As for the Javits Center abandonment defense, even if the Marrow is deemed to have “abandoned” the sculpture, he is still entitled to protection under VARA (unless he expressly waived it). The question in this case will hinge on the Marrow’s right of integrity. Since it is unclear from the complaint what exactly happened to the sculpture, evidence will need to come out at trial that shows the defendant destroyed or otherwise mutilated the work in a way that prejudiced his reputation. A note from the legal counsel for the Javits Center dated September 6, 2013, included in the complaint, states without much detail that the Javits Center “had no choice but to dispose of [the sculpture]”. If this is the case, Marrow is likely to succeed on his VARA claim.
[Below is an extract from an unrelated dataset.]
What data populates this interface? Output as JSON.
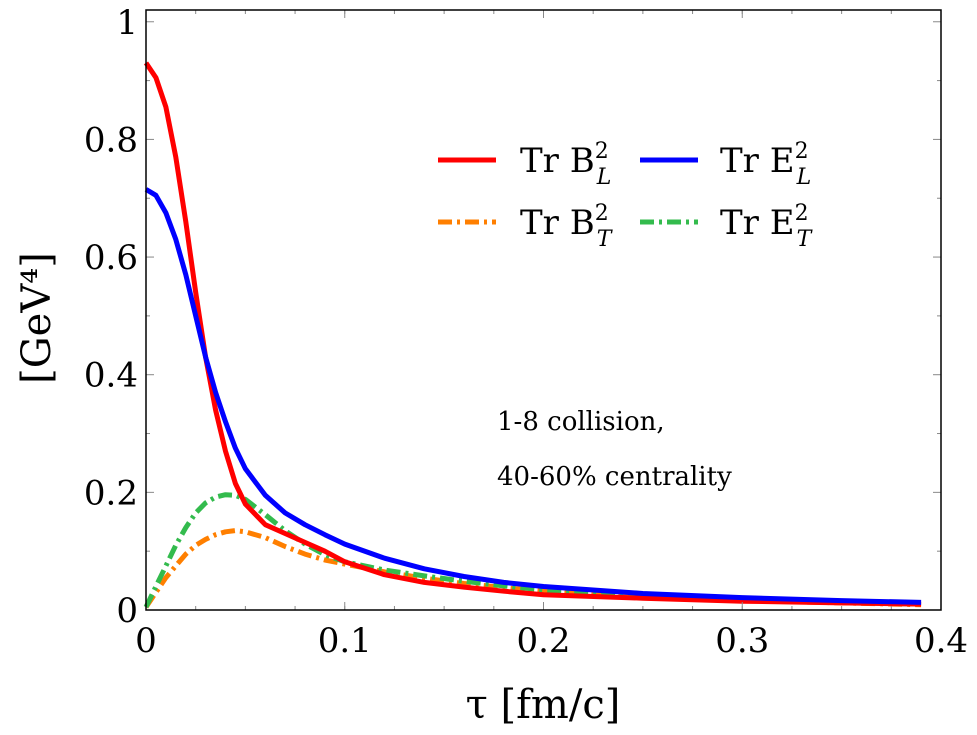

On the other hand, there seems to be little question of whether or not the statue is a work of “recognized stature”, which requires determining whether the artist is, among many other factors, well-known, highly acclaimed by experts in the field, and possess artistic merit. Better known as Phase 2, Marrow is a founding father of the graffiti movement, and therefore is likely to posses the necessary attributes to prevail in his suit.
[i] Complaint: Lonny Marrow v. Jacob Javits Center, et al. (S.D.N.Y. 2013) (No. 13 Civ. 7902).
[ii] Id., 17 U.S.C. 106A.
[iii] 17 U.S.C. 106A.
[iv] Carter v. Helmsley-Spear, 71 F.3d 77, 86 (2d Cir. 1995) (quoting Aymes v. Bonelli, 980 F.2d 857, 861 (2d Cir. 1992)).